Something is bothering my soul. I began to notice it early in the pandemic; however, adequately identifying the source of my discontent became elusive. Initially, I thought it was the utter chaos of the COVID-19 pandemic. I would go into a store and see labels instructing me which direction to walk in an aisle ... I heard 'experts' on the news teaching me how to wipe down my groceries or my packages from the mail ... I saw people directing me to use only specific (and often outlying) store entrances, rather than being able to use the most accessible ones ... I would go to my physician's office and be instructed to take off my mostly-impervious cloth mask, in order to put on their cheap, loose-fitting, disposable one. It all felt like uneducated, non-scientific, illogical insanity. It felt like everyone, every company, every business, was trying to cover their butt, with little-to-no scientific reasoning behind their actions. 

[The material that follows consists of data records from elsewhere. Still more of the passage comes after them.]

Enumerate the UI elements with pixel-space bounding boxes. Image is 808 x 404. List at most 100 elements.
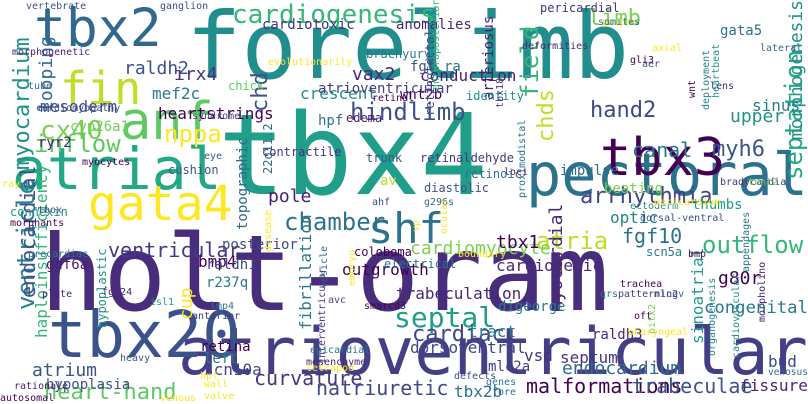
cloud-word: hpf	[200, 371, 219, 382]
cloud-word: vsd	[524, 346, 553, 365]
cloud-word: appendages	[741, 211, 752, 272]
cloud-word: anomalies	[396, 17, 472, 33]
cloud-word: heartstrings	[158, 104, 274, 123]
cloud-word: ahf	[372, 197, 391, 208]
cloud-word: arrhythmia	[580, 184, 713, 209]
cloud-word: vax2	[352, 64, 396, 85]
cloud-word: coloboma	[354, 245, 412, 259]
cloud-word: somites	[598, 17, 641, 28]
cloud-word: fibrillation	[296, 214, 315, 330]
cloud-word: septal	[394, 301, 496, 334]
cloud-word: retinaldehyde	[420, 151, 514, 165]
cloud-word: ray	[2, 179, 21, 190]
cloud-word: pericardial	[540, 1, 620, 15]
cloud-word: cx40	[40, 116, 103, 146]
cloud-word: av	[380, 173, 397, 189]
cloud-word: beating	[604, 181, 664, 197]
cloud-word: proximodistal	[517, 119, 528, 198]
cloud-word: mef2c	[152, 84, 201, 103]
cloud-word: tbx2b	[454, 382, 503, 401]
cloud-word: precardiac	[28, 249, 89, 260]
cloud-word: atria	[536, 227, 609, 255]
cloud-word: upper	[730, 106, 785, 127]
cloud-word: anf	[120, 92, 214, 152]
cloud-word: boundary	[458, 249, 507, 260]
cloud-word: tbx4	[218, 91, 488, 221]
cloud-word: qrs	[600, 289, 619, 300]
cloud-word: scn5a	[646, 245, 683, 259]
cloud-word: limb	[588, 6, 641, 31]
cloud-word: digeorge	[498, 299, 566, 315]
cloud-word: tbx2	[34, 0, 162, 59]
cloud-word: cushion	[168, 163, 219, 177]
cloud-word: endocardium	[562, 358, 682, 379]
cloud-word: arteriosus	[481, 15, 497, 100]
cloud-word: wall	[204, 379, 229, 390]
cloud-word: g80r	[718, 268, 762, 289]
cloud-word: atrium	[32, 360, 98, 381]
cloud-word: fissure	[740, 376, 808, 395]
cloud-word: bradycardia	[720, 177, 787, 188]
cloud-word: chick	[228, 79, 265, 93]
cloud-word: atrioventricular	[178, 314, 808, 390]
cloud-word: left	[204, 351, 238, 367]
cloud-word: retinoic	[464, 167, 522, 181]
cloud-word: sinus	[752, 96, 801, 115]
cloud-word: avc	[328, 295, 347, 306]
cloud-word: cardiogenic	[496, 256, 602, 275]
cloud-word: dorsoventral	[410, 338, 526, 357]
cloud-word: disease	[263, 209, 274, 252]
cloud-word: dorsal-ventral	[640, 213, 725, 224]
cloud-word: trabeculae	[632, 374, 753, 398]
cloud-word: conduction	[420, 66, 517, 85]
cloud-word: holt-oram	[40, 213, 609, 335]
cloud-word: natriuretic	[316, 376, 449, 400]
cloud-word: topographic	[235, 137, 251, 230]
cloud-word: eye	[204, 151, 223, 162]
cloud-word: morphants	[10, 218, 65, 229]
cloud-word: venosus	[768, 367, 808, 378]
cloud-word: smarcd3	[364, 301, 407, 312]
cloud-word: valve	[204, 391, 235, 402]
cloud-word: shf	[368, 204, 444, 253]
cloud-word: forelimb	[186, 0, 630, 100]
cloud-word: heart-hand	[44, 380, 177, 404]
cloud-word: tbx3	[600, 128, 726, 188]
cloud-word: posterior	[222, 237, 298, 253]
cloud-word: venous	[160, 393, 197, 404]
cloud-word: g296s	[424, 197, 455, 208]
cloud-word: tbx18	[495, 77, 506, 108]
cloud-word: bmp4	[198, 252, 237, 271]
cloud-word: retina	[200, 339, 251, 355]
cloud-word: gdf6a	[46, 257, 89, 273]
cloud-word: epicardial	[310, 345, 371, 356]
cloud-word: rationale	[14, 381, 69, 392]
cloud-word: raldh1	[206, 257, 257, 273]
cloud-word: curvature	[254, 366, 363, 390]
cloud-word: electrical	[384, 257, 457, 271]
cloud-word: identity	[466, 89, 524, 103]
cloud-word: oft	[634, 311, 653, 322]
cloud-word: tube	[28, 81, 53, 92]
cloud-word: ra	[444, 59, 461, 75]
cloud-word: cardiogenesis	[232, 0, 436, 30]
cloud-word: septum	[560, 348, 618, 367]
cloud-word: outflow	[702, 231, 804, 259]
cloud-word: gata4	[88, 176, 233, 232]
cloud-word: hindlimb	[350, 98, 466, 126]
cloud-word: pectoral	[526, 141, 808, 209]
cloud-word: field	[516, 25, 544, 98]
cloud-word: fgf	[410, 59, 436, 75]
cloud-word: atrioventricular	[318, 81, 453, 97]
cloud-word: cardiotoxic	[262, 17, 355, 33]
cloud-word: outgrowth	[342, 260, 429, 279]
cloud-word: anteroposterior	[431, 0, 442, 91]
cloud-word: tetrapod	[306, 363, 355, 374]
cloud-word: defects	[454, 371, 497, 382]
cloud-word: irx4	[174, 64, 218, 85]
cloud-word: contractile	[262, 145, 342, 159]
cloud-word: fin	[60, 62, 142, 115]
cloud-word: vp	[411, 219, 422, 232]
cloud-word: vertebrate	[26, 1, 87, 12]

Then, as the months wore on, this insanity gradually subsided and everyone moved into a more casual, sustainable approach to 'living in a pandemic.' We all mellowed, if only a little. Life has not returned to a pre-pandemic normal, but life goes on mostly uninterrupted. Most people take precautions, such as wearing a mask in public, indoor spaces (though many do not). Many have received COVID vaccinations, but many have not. Surges in COVID cases rise ... then fall ... then rise again ... then fall again. Businesses, restaurants, schools, organizations, and churches have made necessary adjustments to their operating models. And, for the most part, it's been effective. Life continues. Fewer and fewer people are dying because of this vicious virus. 

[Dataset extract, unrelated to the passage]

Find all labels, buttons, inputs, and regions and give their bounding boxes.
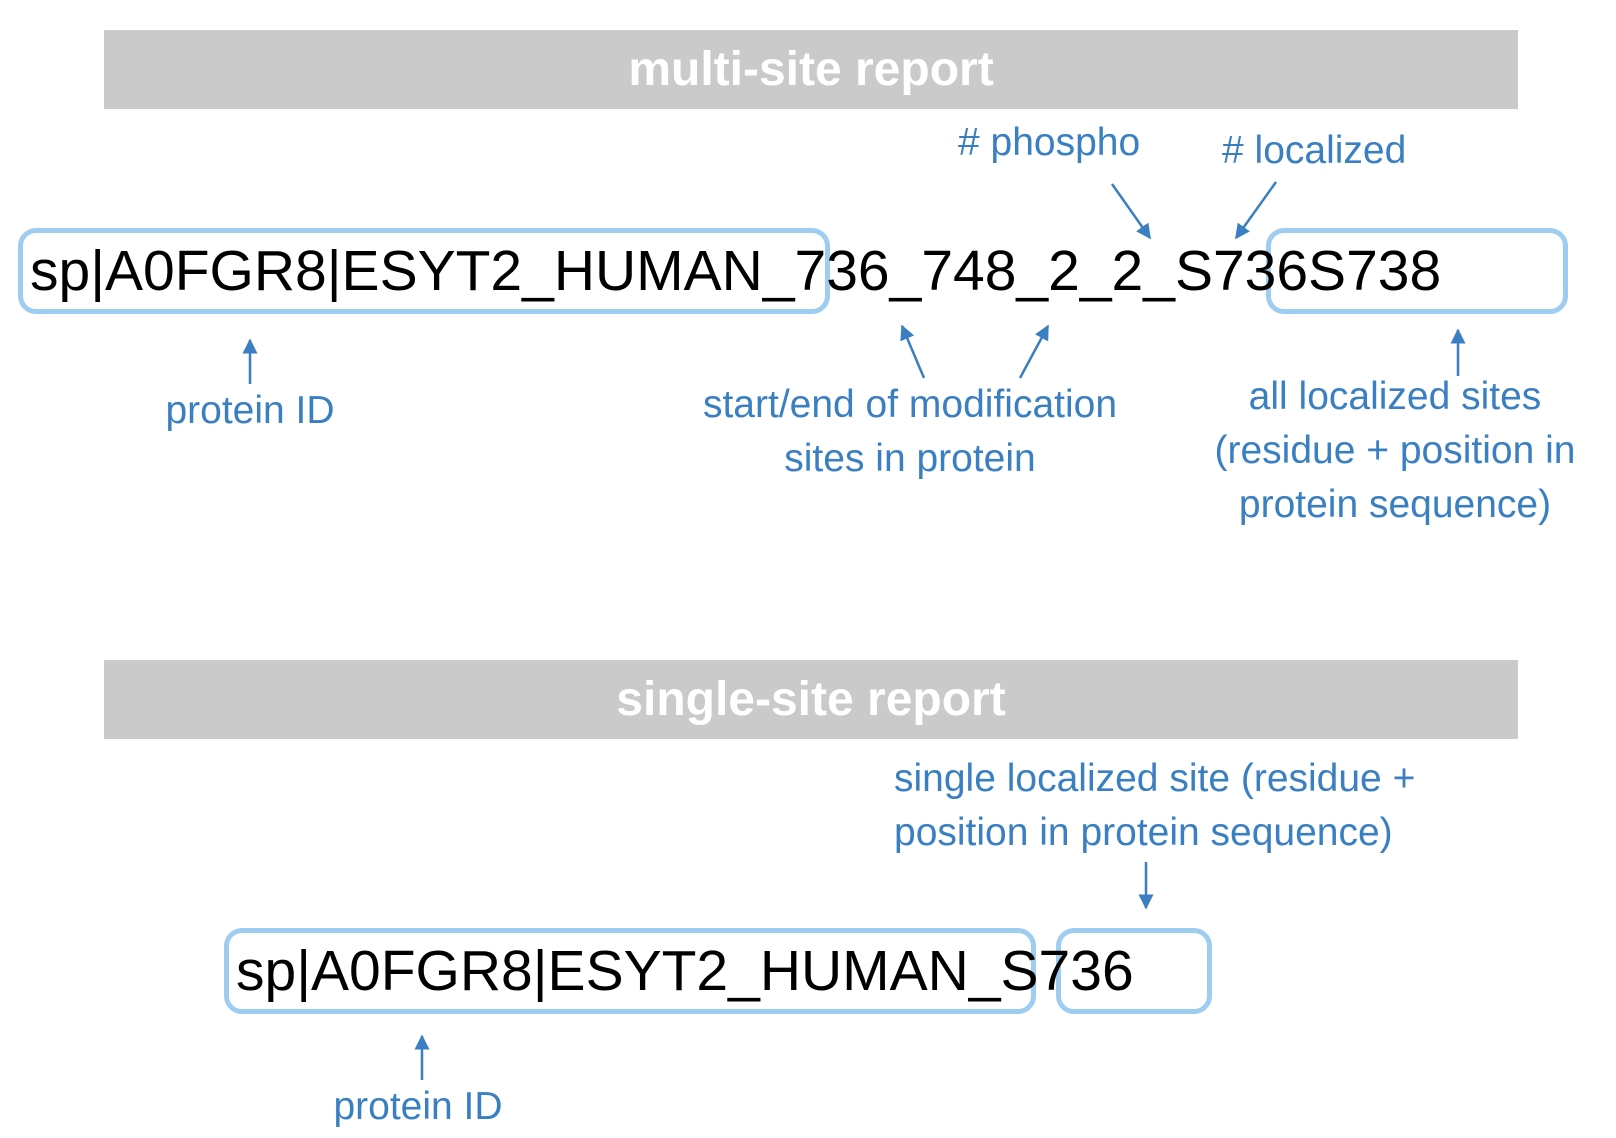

And yet ... something still bothers my soul.

It's something that has compelled me to write again in this blog. It's something that seems to have no easy solution ... no 'fix.' In the line of work that I'm in, I've had the privilege of seeing (and learning about) the wide spectrum of health, circumstances, and emotions on which people find themselves. 

What is bothering my soul is the FRAGILITY of life. 

I've long known that — while we may be loved equally before God — we are not all born with the same abilities, immunity, privileges, opportunities, and more. But this pandemic, like never before, has made explicit the wide range of health issues that dictate what a person can and cannot do in life. 

 In short, we're all more fragile than I ever thought. 

And this fragility bothers my soul deeply. Because I desperately want people to feel 'safe' in public again. I desperately want people to feel that they can sing in public, attend a concert or sporting event, walk through a mall, eat at a restaurant, etc. And ... the sobering reality is ... that many cannot. Or believe they cannot. Or don't want to take that risk right now. Or ever again.

Life has always consisted of this fragility. So what's different now? And why is it so troubling now?

I think what is now different (and troubling) is that a much larger, and more visible, range of people are feeling the necessity to take extraordinary precautions in life. And perhaps the visibility of these precautions reminds me of our human fragility. And that fragility scares me.

And perhaps the visibility of these precautions reminds me of our human fragility.

I believe in protecting others and myself due to a faith-motivated 'love of neighbor.' I make every reasonable attempt to live in such a way as to minimize infection (or harm of any kind) to those with whom I come into contact. But in spite of all of my efforts, my lament remains. We are all fragile. We are all in a vulnerable place because of this global pandemic. It's not over yet and may never be. And all of this frightens me, heightens my anxiety, and troubles my soul. 

My own theology ... my own faith ... tells me that life is indeed fragile. That human beings are flawed and that we also live in a flawed world where diseases, and violence, and racism, and hatred, and many other bad things, exist. I get it. I accept it. But I can still lament it. I can still hurt because of it. And even as I lament, I'll still stay the course. I will continue to live in ways that protect the well-being of others. I will care for those who become ill (vaccinated or not). I will pray. I will hope.